Awaking call on the other side of the world ???


     We aren't humans until we disagree, just look at our history. While Peter Diamandis was giving his presentation on possibility another similarly humanistic (yet clearly misunderstood in the comments section) speaker Paul Gilding author of "The great Disruption" was taking a reconciling the worlds crisis with a different angle of retrospect by taking a look at how environmental issues affect the global economy.I wont go in to too much detail as to the contents of his talk but I would like to take one line out of his train of thought that he had indeed gotten right ...

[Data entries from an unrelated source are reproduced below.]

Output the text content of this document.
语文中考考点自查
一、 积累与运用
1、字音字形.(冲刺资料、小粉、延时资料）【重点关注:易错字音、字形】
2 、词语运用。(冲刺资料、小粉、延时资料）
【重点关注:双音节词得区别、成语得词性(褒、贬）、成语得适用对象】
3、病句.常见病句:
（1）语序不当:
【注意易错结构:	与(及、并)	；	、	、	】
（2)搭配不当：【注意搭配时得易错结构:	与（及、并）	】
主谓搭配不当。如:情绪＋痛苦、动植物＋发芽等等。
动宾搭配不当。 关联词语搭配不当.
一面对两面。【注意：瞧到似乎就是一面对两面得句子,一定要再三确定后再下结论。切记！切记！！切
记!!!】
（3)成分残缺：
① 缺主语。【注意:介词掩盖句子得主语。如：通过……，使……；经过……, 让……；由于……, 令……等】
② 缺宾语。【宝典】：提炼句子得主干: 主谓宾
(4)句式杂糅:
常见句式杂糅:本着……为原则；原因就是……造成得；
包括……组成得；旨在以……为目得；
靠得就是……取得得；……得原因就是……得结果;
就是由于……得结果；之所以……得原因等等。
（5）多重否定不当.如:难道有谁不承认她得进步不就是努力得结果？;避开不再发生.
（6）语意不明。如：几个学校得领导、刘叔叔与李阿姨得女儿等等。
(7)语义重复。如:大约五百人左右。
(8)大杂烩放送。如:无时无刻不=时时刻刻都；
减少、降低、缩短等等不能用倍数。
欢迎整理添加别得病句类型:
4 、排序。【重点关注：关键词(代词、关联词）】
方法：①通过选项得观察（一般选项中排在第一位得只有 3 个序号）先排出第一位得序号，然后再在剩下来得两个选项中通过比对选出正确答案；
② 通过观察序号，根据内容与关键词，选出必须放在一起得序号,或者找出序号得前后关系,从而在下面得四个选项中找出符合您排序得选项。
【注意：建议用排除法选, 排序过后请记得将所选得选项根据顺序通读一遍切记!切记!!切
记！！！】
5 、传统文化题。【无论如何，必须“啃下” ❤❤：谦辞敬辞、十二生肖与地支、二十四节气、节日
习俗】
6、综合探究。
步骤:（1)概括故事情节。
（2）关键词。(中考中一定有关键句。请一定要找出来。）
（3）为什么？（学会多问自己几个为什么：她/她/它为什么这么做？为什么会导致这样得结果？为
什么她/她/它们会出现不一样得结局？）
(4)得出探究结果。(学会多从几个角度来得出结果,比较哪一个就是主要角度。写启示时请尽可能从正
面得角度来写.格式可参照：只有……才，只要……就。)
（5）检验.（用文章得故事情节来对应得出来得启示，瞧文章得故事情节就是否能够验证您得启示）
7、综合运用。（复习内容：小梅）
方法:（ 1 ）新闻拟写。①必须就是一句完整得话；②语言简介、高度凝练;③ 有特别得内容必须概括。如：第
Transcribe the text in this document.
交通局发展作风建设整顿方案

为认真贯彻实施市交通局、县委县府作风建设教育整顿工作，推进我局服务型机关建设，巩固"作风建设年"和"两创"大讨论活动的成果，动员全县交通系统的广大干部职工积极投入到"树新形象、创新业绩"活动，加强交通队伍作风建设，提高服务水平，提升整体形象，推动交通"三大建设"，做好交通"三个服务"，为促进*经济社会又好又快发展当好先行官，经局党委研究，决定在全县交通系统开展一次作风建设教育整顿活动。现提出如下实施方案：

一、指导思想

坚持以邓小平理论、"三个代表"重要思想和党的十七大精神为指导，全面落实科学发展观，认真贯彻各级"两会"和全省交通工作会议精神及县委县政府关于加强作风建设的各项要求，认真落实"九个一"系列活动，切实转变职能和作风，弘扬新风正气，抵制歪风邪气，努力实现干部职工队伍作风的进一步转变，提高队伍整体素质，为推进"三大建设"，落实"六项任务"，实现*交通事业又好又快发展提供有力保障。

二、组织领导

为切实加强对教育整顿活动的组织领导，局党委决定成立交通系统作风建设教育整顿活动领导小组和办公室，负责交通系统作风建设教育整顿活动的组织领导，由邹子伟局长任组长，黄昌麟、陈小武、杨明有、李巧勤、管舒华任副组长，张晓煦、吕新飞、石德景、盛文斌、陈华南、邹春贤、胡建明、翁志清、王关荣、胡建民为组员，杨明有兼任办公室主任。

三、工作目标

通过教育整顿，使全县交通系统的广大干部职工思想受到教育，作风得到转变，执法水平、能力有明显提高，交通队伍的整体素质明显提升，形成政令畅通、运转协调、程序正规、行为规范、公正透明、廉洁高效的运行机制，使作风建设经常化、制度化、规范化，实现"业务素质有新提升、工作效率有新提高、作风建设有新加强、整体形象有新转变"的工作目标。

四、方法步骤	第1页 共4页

     "The crisis is now inevitable, the issue is how will we react."


     These two talks kind of compliment each other. So I suggest following one with the other when watching.






     So here we are, with all the problems in he world enroaching upon us, almost making the individual human being seem insignificant, but yet through the smoke and haze of possible collapse all the solutions to those problems are here too within every mother , father , hopeful child and member of society. The future depends on choice, your choice.